[JAKARTA] Indonesia’s central bank on Friday announced new regulations on payment systems to try to consolidate existing rules, with new requirements on share ownership and capital that could impact firms providing payment services and infrastructure.
Filianingsih Hendarta, the head of Bank Indonesia’s payment systems department, said the new regulation, which takes effect on July 1, reflects advancements in payments and technology and aims to mitigate potential risks in the financial system.
Non-bank payment services will now need to have at least 15 per cent Indonesian owners, while at least 51 per cent of shares with voting rights must be owned by Indonesians, individuals or entities.
Non-bank payment infrastructure companies must be at least 80 per cent Indonesian-owned, it said.
It was not immediately clear how the shareholding and capital requirements will affect Indonesia’s growing number of application-based payment system firms, which include Gopay, OVO, and DANA.
OVO, according to company documents, is around 40 per cent owned by Indonesian e-commerce site Tokopedia. The site is in advanced talks with Gojek to merge, sources with knowledge of the matter have told Reuters.

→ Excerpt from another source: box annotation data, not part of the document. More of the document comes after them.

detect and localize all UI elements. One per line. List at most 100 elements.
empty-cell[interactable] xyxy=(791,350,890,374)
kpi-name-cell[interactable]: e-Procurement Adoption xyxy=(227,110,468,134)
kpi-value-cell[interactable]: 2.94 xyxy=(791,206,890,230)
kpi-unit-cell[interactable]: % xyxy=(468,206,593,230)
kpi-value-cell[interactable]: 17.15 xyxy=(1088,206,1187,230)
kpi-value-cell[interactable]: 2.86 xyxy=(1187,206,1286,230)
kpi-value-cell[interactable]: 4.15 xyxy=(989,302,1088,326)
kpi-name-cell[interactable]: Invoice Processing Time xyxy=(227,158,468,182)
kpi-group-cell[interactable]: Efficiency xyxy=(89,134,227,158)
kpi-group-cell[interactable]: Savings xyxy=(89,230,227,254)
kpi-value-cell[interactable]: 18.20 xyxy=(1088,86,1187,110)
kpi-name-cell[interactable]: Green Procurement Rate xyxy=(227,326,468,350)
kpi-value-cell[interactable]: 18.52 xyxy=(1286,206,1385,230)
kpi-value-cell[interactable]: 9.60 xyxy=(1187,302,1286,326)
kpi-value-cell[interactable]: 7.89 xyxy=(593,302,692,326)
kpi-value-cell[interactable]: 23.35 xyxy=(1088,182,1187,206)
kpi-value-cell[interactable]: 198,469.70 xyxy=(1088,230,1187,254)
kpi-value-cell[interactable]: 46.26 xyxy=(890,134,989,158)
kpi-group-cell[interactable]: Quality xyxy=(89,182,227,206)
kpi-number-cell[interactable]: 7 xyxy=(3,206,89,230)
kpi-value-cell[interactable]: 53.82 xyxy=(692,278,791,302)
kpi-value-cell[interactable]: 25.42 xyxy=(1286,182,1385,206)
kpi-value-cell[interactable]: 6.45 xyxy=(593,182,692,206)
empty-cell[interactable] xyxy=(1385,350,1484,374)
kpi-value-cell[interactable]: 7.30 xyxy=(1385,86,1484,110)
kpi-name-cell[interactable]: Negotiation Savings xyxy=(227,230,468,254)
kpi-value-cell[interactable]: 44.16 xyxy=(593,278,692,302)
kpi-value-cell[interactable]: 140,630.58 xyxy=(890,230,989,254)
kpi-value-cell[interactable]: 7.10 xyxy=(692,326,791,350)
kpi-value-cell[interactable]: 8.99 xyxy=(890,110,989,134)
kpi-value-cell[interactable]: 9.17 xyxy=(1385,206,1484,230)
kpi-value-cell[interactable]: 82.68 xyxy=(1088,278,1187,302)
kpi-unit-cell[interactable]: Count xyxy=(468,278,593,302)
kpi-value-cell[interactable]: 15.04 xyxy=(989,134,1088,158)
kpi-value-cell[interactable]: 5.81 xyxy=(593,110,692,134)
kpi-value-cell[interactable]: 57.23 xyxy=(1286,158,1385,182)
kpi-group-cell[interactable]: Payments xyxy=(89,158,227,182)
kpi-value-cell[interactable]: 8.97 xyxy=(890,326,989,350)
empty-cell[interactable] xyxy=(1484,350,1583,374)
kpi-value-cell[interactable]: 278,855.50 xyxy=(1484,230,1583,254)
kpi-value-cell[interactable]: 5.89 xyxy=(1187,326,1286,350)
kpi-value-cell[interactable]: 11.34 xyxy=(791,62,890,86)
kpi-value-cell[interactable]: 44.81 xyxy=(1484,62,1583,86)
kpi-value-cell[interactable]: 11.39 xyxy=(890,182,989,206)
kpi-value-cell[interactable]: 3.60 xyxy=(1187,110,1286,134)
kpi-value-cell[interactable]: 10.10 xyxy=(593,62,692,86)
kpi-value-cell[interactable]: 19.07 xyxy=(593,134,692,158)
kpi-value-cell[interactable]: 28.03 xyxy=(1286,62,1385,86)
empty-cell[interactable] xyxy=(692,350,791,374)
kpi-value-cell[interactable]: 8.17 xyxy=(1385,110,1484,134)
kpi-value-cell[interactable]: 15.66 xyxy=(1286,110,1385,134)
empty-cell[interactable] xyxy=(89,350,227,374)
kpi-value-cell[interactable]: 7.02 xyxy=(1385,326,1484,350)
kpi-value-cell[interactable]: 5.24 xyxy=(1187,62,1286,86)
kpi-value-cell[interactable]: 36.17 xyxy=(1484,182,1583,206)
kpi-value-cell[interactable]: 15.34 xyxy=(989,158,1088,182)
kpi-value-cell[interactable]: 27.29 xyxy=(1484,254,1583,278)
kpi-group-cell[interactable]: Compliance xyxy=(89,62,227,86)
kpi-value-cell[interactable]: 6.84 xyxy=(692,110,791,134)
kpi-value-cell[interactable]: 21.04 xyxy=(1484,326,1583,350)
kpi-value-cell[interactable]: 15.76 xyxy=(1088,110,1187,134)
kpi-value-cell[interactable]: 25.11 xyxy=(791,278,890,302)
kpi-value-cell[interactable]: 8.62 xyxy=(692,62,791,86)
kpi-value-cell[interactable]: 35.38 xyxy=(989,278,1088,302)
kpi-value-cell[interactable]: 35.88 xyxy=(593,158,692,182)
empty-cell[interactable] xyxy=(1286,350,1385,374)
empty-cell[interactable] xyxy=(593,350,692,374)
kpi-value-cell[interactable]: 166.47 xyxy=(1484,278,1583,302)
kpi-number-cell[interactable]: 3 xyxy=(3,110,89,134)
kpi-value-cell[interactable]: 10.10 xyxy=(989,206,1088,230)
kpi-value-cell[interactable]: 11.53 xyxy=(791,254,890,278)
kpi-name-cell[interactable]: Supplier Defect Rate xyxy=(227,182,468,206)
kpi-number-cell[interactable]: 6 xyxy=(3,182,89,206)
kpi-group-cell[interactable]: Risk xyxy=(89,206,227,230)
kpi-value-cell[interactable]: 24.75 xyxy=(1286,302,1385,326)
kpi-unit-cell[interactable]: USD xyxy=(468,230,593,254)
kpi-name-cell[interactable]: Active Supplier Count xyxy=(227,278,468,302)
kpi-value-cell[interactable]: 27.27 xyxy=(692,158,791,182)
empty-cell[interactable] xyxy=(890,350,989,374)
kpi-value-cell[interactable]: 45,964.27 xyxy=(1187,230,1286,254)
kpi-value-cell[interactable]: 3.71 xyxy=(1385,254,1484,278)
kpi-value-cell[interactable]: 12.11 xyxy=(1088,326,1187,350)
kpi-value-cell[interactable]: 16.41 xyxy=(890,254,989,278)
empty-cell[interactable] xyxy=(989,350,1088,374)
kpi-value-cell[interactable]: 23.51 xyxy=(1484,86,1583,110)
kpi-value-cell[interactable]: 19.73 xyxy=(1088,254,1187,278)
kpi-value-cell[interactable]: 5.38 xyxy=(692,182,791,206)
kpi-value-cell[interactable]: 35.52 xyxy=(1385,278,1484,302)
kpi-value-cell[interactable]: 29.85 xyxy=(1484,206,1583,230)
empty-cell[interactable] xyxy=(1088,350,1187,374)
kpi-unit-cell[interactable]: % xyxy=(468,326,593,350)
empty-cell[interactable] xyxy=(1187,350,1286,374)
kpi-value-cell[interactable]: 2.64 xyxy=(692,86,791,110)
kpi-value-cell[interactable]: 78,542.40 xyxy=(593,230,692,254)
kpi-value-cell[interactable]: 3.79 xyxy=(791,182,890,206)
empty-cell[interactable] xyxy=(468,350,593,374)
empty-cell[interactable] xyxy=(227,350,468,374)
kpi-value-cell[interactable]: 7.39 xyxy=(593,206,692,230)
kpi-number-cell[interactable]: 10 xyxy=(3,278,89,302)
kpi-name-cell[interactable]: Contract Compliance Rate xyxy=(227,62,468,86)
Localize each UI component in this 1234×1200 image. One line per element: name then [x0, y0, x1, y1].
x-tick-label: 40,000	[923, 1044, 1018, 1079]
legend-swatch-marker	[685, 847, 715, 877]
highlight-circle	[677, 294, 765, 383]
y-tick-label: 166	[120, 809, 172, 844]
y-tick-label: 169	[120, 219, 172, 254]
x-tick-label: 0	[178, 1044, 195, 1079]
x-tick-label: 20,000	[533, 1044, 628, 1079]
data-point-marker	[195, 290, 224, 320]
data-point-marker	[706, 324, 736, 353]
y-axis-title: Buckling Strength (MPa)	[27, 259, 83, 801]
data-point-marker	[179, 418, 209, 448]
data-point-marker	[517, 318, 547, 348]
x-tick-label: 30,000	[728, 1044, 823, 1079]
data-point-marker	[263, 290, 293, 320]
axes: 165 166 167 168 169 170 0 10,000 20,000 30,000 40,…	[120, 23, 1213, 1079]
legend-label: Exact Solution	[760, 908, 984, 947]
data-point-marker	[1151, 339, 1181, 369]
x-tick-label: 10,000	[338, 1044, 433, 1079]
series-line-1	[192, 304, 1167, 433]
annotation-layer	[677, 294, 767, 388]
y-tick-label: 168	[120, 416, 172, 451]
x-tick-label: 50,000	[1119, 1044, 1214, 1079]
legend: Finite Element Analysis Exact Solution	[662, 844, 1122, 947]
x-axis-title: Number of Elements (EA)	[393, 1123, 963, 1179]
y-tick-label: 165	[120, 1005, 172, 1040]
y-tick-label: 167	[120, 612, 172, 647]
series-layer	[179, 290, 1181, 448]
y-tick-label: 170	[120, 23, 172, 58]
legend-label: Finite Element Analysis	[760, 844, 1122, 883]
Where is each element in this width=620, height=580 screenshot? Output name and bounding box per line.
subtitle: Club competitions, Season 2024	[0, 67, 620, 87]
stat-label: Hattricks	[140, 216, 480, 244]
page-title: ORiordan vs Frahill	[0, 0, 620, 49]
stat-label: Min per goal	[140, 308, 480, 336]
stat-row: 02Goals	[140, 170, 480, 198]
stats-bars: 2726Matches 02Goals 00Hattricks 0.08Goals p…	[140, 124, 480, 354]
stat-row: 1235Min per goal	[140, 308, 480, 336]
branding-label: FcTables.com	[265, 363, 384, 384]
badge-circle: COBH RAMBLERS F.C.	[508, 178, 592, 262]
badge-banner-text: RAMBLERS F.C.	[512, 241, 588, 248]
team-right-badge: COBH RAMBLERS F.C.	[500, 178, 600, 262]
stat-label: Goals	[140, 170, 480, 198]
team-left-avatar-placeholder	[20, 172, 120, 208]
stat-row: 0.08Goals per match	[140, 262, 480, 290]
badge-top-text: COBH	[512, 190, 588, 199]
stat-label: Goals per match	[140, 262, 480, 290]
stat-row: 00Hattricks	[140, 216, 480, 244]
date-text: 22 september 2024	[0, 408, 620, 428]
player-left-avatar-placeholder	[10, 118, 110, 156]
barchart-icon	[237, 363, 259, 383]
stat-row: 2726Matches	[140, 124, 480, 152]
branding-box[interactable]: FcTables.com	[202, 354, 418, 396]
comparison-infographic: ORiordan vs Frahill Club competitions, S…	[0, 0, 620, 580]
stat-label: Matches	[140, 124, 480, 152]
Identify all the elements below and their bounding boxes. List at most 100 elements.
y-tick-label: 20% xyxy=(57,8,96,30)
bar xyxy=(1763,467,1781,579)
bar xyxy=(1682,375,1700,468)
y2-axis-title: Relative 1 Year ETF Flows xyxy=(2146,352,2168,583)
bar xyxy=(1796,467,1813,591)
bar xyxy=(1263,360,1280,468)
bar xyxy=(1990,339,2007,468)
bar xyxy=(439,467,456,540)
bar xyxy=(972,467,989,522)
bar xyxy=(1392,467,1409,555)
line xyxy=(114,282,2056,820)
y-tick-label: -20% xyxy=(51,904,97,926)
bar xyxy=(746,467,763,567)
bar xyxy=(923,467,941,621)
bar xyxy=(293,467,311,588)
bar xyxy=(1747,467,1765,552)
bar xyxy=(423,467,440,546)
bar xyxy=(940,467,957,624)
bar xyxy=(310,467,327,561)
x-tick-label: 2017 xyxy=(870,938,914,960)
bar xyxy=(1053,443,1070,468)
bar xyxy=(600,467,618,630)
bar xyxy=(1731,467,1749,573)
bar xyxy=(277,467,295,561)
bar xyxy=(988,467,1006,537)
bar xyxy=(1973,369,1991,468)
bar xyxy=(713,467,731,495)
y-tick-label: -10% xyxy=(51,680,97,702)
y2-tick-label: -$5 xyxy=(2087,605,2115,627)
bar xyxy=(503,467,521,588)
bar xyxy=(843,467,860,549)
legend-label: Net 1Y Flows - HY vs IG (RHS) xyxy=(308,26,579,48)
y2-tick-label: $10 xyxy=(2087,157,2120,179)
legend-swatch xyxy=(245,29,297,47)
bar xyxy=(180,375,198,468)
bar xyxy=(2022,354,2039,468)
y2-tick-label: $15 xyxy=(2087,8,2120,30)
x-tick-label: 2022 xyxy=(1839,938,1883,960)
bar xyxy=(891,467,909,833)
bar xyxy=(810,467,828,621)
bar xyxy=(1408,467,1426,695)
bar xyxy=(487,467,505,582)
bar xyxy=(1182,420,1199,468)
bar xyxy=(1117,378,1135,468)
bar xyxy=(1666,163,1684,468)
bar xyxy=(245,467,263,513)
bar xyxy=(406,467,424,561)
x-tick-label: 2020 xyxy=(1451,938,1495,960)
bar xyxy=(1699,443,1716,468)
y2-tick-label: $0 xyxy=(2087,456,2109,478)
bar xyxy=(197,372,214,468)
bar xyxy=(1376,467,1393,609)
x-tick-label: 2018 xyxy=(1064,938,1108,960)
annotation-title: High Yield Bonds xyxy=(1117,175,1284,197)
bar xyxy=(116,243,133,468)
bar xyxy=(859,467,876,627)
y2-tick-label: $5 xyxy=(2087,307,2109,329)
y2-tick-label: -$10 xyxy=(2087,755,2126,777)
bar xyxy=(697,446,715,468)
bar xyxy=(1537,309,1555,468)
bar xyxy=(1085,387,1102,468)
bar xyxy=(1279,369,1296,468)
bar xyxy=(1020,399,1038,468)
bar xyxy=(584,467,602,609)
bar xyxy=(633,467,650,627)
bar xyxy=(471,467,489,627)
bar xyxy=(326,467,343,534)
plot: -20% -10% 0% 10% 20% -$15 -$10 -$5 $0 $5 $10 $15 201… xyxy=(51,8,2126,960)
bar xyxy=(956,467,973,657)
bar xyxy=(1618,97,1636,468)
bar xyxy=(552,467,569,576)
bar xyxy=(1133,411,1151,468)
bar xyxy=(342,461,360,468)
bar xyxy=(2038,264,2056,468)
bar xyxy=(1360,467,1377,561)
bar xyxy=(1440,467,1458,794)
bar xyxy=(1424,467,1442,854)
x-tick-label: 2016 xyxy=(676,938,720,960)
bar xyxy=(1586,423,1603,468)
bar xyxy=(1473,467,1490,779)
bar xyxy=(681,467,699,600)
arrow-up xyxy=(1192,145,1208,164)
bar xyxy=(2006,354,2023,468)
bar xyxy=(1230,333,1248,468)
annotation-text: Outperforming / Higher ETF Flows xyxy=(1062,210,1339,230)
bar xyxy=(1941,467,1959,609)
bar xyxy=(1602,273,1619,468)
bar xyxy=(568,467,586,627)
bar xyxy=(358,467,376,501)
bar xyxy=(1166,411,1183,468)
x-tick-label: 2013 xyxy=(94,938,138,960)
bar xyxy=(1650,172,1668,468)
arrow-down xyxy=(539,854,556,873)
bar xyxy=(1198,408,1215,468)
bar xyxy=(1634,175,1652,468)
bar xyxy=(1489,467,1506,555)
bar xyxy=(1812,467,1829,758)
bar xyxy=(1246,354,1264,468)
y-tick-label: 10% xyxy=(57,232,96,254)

Gojek’s wallet GoPay and OVO welcomed the regulation.
OVO President Director Karaniya Dharmasaputra said the regulator’s new approach would promote good governance, protect consumers and was “important for an adaptive and innovative financial technology ecosystem”.
GoPay managing director Budi Gandasoebrata said the company would support the central bank’s implementation, while co-founder and CEO of DANA, Vincent Iswara, told Reuters DANA had always complied with the rules and would continue to do so.
The central bank is set to hold consultations with payment service companies starting this week, Mr Filianingsih said.